Rand might well have won a second gold in the pentathlon, but in the shot put she was more than six metres behind the Soviet athlete Irina Press, whose gender was the subject of much speculation and who stopped competing in 1966 after chromosome testing was introduced.
A third medal followed for Rand in the 4x100m relay but her work in Tokyo did not end on the track. She was 24 at the time, and had a young daughter, and she would sing her three young roommates, including Peters and the 800m Olympic champion, Ann Packer, to sleep.
“There were four of us in the room, and we were all competing on different days, and all nervous and apprehensive,” said Peters. “And so Mary used to sing lullabies to us that she sang to her daughter, Alison, and that’s how we got to sleep at night before our competition.”

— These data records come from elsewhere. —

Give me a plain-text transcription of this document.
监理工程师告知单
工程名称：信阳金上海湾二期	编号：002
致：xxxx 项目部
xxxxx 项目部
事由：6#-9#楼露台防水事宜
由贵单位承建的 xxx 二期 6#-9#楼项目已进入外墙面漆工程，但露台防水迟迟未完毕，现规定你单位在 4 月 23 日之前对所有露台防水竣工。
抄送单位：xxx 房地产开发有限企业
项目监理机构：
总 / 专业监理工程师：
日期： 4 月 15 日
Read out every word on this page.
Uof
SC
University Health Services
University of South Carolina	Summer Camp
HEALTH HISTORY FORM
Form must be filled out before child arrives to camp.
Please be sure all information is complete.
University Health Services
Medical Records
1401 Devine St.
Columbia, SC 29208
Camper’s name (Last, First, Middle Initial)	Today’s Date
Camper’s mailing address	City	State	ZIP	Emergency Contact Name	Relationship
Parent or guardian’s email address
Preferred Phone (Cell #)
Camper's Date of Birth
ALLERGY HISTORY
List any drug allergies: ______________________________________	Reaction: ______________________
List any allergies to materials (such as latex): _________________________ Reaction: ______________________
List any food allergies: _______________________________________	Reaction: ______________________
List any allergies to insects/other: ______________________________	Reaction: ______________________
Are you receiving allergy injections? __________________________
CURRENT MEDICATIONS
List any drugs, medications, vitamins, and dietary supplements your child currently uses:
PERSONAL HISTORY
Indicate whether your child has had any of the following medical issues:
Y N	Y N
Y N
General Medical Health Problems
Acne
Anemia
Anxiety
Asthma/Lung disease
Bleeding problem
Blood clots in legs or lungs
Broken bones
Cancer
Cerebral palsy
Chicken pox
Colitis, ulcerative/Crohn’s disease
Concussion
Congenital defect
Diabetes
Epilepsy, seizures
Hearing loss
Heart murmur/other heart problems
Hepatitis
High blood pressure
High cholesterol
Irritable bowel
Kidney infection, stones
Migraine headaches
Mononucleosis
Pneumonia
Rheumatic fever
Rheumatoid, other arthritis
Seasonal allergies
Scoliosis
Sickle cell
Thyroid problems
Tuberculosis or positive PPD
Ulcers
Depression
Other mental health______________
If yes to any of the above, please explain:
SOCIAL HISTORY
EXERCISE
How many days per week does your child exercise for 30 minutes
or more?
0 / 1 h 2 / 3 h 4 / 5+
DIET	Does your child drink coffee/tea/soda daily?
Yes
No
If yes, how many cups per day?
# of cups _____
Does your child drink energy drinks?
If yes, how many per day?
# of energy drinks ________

Rand’s performances in Tokyo were ahead of their time. But, unfortunately for Rand’s financial situation, she was an athlete of her time. It meant that she was unable to earn money from competing and before Tokyo she got by on £10 a week working in the postal department of the Guinness factory – where she got a free daily lunch and pint and was able to ride around London on a Lambretta.

January 1966. Photograph: ANL/Shutterstock
There were plenty of offers after the Olympics. Indeed, she was even invited to the Cannes Film Festival, where she was approached about starring in a series of “woman James Bond” films. She turned the producers down, however, as she wanted to focus on track and field.
However, just before the Mexico Olympics in 1968 she tore an achilles tendon and was forced to retire, aged 28.
But it turned out to be some career for the girl who was born Mary Bignal in Wells, Somerset in 1940 and grew up in a council house, with her father a chimney sweeper and window cleaner and her mother a nurse.
Having shown athletic prowess from an early age she was given a sports scholarship at Millfield School and quickly progressed up the ranks.
By the time she arrived at her first Olympics in Rome in 1960, aged 20, she was among the favourites for gold. But she could only finish ninth after fouling on her first two jumps in the final.

She was to make amends in Tokyo. And when Ann Packer, who was also her roommate along with Peters, was asked about Rand she could not have been more effusive.
“Mary was the most gifted athlete I ever saw,” she said. “She was as good as athletes get; there has never been anything like her since. And I don’t believe there ever will be.”
In 1969 Rand moved to the United States with her second husband, Bill Toomey, the Olympic decathlon champion. It meant that she was out of sight – and too often out of mind – for the next 57 years.
But her momentous contribution to British sport is immense and undeniable.